On the evening of June 3 the Fullerton City Council heard a report from Police Chief Dan Hughes about the arrest of live-streaming “citizen journalist” A.J. Redkey the previous month. Council member Bruce Whitaker, seconded by Mayor Pro Tem Greg Sebourn, had asked for the item to appear on the agenda in response to public questions about the expense and purpose of sending six officers to Pasadena to arrest Mr. Redkey for a non-violent misdemeanor in May. The Chief reported that the actions of his officers were in line with other arrests. He also insisted that the department did not target for arrest those who video record their actions, saying “We could care less if they’re live-streaming.”
The scheduled report afforded the Chief a chance to quote statistics about arrests, and to offer a narrative meant to establish the rationale for the department’s forceful response to the January 18 protest, but left unanswered questions.
Never did the Chief address repeated and virtually identical allegations made by two other “citizen journalists” that his officers had uttered threats and gloating remarks to arrestees locked up in a police vehicle following the January 18 protest in front of the department headquarters. Both claimed that an officer opened a police vehicle door and said the words “Not Guilty” to them and others arrested for allegedly failing to disperse from the protest. The officer’s words would have been a reference to the jury decision not to convict former Fullerton officers Manual Ramos and Jay Cincinelli in the death of transient Kelly Thomas that prompted the protest. Even more disturbing was the claim that another officer later told those arrested that they would be sent to Santa Ana, where twelve OC Sheriff deputies were waiting to “beat their fucking faces in.” Chief Dan Hughes ought to be prepared to offer a report about these allegations of outrageous behavior by his officers at the soonest possible opportunity.
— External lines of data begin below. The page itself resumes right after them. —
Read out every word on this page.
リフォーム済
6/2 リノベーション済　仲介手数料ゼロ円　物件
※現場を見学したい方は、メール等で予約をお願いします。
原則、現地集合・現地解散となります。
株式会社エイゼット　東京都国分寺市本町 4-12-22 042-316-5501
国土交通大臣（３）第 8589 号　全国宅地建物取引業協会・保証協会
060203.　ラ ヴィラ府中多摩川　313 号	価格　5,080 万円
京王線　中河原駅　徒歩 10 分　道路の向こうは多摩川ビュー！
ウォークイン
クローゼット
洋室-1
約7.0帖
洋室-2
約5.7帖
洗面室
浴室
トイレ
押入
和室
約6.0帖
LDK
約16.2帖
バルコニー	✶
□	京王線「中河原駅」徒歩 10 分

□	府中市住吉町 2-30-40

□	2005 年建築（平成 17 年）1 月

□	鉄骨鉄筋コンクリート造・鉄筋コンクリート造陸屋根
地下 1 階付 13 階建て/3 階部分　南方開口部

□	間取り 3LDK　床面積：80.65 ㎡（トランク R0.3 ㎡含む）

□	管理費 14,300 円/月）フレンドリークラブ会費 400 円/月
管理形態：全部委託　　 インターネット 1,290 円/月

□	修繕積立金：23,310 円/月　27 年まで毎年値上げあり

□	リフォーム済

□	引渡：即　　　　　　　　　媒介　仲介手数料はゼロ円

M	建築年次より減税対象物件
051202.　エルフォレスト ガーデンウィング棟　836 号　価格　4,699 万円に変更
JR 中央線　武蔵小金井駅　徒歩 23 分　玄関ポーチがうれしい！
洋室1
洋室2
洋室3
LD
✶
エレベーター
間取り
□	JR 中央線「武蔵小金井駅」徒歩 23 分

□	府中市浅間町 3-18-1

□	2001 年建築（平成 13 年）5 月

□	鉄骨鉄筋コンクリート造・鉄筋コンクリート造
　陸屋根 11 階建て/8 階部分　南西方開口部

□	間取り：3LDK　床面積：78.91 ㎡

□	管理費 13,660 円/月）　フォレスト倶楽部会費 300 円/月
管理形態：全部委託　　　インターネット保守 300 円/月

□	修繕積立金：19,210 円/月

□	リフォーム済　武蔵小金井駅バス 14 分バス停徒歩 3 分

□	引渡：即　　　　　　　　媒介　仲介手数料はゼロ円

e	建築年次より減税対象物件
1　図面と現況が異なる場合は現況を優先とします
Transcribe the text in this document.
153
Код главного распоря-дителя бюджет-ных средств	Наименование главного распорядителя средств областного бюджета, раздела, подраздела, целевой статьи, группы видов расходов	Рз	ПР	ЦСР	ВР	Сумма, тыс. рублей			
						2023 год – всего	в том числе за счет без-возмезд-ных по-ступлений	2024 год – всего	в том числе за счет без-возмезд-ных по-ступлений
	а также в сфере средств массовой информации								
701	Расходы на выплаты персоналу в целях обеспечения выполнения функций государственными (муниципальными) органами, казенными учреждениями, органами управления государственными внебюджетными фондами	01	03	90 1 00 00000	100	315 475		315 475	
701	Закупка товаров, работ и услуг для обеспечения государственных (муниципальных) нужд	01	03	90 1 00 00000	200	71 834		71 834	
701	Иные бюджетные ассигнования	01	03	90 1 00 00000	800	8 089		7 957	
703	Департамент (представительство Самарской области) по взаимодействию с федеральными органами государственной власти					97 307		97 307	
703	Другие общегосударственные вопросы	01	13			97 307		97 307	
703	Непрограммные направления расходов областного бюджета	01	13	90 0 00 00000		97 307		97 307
In the end, we were left with platitudes of support for the FPD by the reliably compliant council majority of Mayor Doug Chaffee and Council members Jan Flory and Jennifer Fitzgerald, and a dissatisfied crowd of audience members unconvinced by the Chief’s assurances that they themselves were not the targets of police harassment. This uncomfortable impasse needn’t persist. The establishment of a fully independent Fullerton Police Commission could offer substantive responses to unanswered questions and, at least partially, resolve the constant state of mistrust on the part of some community members and the FPD. A rightfully empowered commission could offer a more independent and comprehensive response to public complaints.
It will be instructive to learn what, if anything, the Office of Independent Review, who have been tasked with periodically assessing the Fullerton’s Police Department’s performance, has to say about the entire affair. In the meantime, a functioning civilian Police Commission could have been conducting its own investigation. How many raucous evenings of complaints against the FPD is the Fullerton City Council willing to endure before it will even consider establishing such a commission for the public’s peace of mind?